In the 1970s, when glam rock was all the rage in London and New York, the fictional Brian Slade (Jonathan Rhys-Meyers) was the poster boy for its music. In an unprecedented publicity stunt, Slade disappears forever. Or does he' More than a decade later, it's up to journalist Arthur Stuart (Christian Bale) to find out what really happened to Slade. In doing so, he faces his own demons of that era, and recalls his love for glam rock, for Slade, and for Slade's much-publicized partner and lover Curt Wild (Ewan McGregor). With music from the era, and amazing costumes by acclaimed designer Sandy Powell, VELVET GOLDMINE is a glittery cinematic experience.
Gay / Lesbian |
Rock And Roll |
Rock Musicians |
Theatrical release: November 6, 1998
Filmed in London and Manchester, England.

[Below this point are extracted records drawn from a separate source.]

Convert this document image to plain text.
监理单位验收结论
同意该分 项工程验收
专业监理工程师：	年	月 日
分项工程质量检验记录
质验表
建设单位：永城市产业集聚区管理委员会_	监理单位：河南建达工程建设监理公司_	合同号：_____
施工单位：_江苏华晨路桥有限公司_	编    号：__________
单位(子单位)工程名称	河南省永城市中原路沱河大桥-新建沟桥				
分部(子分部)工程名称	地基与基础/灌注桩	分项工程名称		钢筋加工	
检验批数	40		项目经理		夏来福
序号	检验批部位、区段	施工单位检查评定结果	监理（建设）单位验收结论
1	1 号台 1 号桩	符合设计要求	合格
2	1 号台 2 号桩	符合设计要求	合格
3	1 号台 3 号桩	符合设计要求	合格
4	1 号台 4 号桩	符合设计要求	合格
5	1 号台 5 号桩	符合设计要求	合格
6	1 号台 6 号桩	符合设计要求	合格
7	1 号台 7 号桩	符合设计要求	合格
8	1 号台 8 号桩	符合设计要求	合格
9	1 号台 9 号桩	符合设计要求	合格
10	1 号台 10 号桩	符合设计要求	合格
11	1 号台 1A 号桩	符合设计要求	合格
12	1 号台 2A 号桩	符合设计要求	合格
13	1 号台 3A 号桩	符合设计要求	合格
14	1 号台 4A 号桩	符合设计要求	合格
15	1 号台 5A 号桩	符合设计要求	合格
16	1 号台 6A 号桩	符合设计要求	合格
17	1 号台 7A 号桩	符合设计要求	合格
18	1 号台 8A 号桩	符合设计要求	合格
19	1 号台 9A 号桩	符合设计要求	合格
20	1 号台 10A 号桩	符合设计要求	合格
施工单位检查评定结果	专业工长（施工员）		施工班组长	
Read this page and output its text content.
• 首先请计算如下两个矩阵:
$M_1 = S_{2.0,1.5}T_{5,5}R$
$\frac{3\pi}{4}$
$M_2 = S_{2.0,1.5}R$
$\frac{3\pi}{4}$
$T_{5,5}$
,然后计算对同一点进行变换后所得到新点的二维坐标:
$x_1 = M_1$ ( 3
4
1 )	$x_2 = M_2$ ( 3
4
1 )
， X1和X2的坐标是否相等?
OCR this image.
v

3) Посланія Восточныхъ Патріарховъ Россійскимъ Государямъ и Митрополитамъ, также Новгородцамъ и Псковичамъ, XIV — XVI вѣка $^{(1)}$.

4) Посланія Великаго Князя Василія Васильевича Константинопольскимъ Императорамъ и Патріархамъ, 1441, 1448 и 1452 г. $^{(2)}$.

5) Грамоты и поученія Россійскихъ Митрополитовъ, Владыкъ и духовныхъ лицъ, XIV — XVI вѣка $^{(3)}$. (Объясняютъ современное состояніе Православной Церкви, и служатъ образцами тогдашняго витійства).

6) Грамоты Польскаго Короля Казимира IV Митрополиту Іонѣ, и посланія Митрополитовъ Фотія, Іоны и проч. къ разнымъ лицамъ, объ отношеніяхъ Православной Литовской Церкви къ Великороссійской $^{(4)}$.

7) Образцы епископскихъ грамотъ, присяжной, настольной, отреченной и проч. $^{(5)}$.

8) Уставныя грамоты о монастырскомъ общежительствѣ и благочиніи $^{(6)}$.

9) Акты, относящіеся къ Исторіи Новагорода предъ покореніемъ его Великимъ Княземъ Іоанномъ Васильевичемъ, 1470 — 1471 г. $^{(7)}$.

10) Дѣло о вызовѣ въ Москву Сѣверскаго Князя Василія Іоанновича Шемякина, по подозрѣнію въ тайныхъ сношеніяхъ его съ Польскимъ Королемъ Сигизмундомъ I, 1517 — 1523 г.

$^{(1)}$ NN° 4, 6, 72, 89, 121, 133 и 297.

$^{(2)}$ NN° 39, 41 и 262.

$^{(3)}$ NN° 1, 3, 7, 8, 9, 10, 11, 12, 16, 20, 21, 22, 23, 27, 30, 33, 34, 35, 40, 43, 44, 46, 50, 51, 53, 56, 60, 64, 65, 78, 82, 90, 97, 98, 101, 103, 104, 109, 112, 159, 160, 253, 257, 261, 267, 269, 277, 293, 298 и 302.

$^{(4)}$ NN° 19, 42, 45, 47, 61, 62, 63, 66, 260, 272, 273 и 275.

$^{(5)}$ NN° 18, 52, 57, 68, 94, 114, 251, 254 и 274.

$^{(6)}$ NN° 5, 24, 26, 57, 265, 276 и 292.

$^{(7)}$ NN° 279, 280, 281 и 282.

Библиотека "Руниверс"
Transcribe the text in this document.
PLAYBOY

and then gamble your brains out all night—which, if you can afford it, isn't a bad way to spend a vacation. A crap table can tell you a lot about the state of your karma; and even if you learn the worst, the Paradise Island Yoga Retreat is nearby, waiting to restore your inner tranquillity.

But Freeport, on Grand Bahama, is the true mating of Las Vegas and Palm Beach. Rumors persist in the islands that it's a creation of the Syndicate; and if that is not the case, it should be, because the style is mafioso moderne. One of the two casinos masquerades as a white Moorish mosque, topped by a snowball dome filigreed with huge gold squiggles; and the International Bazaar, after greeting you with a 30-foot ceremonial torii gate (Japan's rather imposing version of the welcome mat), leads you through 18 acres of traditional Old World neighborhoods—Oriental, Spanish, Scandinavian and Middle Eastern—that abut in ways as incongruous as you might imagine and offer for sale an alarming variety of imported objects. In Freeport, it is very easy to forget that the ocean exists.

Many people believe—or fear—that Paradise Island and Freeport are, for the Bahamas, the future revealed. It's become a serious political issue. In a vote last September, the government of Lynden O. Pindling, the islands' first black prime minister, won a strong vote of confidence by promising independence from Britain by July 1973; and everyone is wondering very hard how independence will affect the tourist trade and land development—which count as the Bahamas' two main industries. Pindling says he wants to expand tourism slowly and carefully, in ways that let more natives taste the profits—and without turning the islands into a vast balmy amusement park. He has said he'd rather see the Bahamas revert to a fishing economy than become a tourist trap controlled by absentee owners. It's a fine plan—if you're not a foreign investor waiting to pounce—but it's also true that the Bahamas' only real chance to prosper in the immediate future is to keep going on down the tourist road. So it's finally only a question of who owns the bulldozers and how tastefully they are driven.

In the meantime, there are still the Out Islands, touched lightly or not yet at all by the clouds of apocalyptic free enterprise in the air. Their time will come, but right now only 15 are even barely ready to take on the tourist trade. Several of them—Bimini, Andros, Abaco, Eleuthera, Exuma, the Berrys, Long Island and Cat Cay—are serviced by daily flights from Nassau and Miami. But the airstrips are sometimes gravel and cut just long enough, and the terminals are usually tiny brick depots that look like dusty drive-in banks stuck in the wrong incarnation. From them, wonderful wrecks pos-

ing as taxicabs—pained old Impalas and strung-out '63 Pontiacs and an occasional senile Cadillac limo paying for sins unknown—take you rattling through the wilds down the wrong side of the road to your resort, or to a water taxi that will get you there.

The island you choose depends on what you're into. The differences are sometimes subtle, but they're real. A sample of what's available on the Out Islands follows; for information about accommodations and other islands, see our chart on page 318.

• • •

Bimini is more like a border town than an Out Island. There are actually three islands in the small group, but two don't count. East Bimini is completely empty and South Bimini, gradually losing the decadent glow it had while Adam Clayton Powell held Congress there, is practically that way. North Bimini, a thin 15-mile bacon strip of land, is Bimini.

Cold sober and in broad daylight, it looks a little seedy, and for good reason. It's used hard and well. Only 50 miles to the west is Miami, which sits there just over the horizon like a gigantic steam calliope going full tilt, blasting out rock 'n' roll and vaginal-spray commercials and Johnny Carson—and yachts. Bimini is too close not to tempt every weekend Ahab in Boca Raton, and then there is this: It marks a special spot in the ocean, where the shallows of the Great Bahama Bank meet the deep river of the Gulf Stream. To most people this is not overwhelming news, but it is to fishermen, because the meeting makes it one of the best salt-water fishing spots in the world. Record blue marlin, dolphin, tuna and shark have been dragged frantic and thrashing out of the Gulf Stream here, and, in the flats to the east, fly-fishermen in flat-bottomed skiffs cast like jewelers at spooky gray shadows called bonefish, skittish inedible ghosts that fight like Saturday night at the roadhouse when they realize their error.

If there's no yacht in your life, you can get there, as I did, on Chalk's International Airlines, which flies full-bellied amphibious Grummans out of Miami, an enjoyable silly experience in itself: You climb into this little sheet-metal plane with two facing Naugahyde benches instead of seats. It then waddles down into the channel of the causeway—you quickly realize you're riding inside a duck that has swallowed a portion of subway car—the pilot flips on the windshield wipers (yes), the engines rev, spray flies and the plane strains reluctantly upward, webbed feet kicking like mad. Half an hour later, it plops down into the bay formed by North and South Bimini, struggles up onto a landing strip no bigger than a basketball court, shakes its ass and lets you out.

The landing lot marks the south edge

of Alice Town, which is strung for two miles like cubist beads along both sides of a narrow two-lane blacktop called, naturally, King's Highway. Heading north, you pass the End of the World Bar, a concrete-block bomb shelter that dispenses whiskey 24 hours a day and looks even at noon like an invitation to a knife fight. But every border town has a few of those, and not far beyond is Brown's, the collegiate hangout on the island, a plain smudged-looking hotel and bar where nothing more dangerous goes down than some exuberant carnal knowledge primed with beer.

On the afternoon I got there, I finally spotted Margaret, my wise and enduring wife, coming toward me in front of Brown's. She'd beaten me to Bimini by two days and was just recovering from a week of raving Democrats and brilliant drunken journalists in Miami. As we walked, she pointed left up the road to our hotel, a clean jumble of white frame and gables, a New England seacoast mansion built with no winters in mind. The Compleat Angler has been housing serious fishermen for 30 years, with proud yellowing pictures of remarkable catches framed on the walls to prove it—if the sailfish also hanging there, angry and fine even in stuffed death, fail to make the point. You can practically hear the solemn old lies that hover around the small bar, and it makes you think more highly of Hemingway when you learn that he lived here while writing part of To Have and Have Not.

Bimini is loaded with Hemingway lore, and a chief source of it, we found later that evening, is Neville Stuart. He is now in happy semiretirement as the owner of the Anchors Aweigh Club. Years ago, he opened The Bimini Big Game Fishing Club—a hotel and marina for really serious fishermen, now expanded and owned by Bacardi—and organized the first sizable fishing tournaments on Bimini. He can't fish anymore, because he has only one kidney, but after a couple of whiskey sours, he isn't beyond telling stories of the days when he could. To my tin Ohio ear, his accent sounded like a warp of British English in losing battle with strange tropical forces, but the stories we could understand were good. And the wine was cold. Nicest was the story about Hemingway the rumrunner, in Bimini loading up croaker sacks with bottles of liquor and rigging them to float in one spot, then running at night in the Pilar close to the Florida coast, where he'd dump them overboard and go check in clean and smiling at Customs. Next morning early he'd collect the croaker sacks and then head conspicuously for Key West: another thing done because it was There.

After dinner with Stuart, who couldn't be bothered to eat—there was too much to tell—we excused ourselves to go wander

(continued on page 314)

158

The film's title comes from "Velvet Goldmine," a rare David Bowie song which has appeared as a bonus track on certain pressings of his landmark album, THE RISE AND FALL OF ZIGGY STARDUST AND THE SPIDERS FROM MARS. Director Todd Haynes hoped to use original Bowie songs on the film's soundtrack, but Bowie opted not to give him permission.
The soundtrack includes original 1970s songs by Brian Eno, Lou Reed, Roxy Music, and T-Rex. The album also includes songs by Pulp, Placebo, Shudder to Think, Grant Lee Buffalo and two supergroup bands that were conceived solely for the film: the Venus in Furs and the Wylde Ratttz. The Venus in Furs included Radiohead members Thom Yorke and Jon Greenwood, while the Wylde Ratttz featured Sonic Youth's Thurston Moore and Steve Shelley, as well as Mike Watt and former Stooge Ron Asheton.
Jonathan Rhys-Myers and Ewan McGregor both sing in the film and on its soundtrack, performing songs such as Brian Eno's "Baby's on Fire" and the Stooges' "T.V. Eye," respectively.
VELVET GOLDMINE executive producer Michael Stipe is best known as the lead singer of the rock band R.E.M.
Christian Bale receiveded critical acclaim in 1987 when he starred as the young leading character in Steven Spielberg's EMPIRE OF THE SUN.
Eddie Izzard, who plays Jerry Devine, is an English comic who had a successful special on HBO in 1999.
Toni Collette, who plays Mandy Slade, was nominated for an Academy Award for her role in the supernatural thriller THE SIXTH SENSE in 1999.
Certain interview scenes in the film were patterned after Orson Welles's CITIZEN KANE.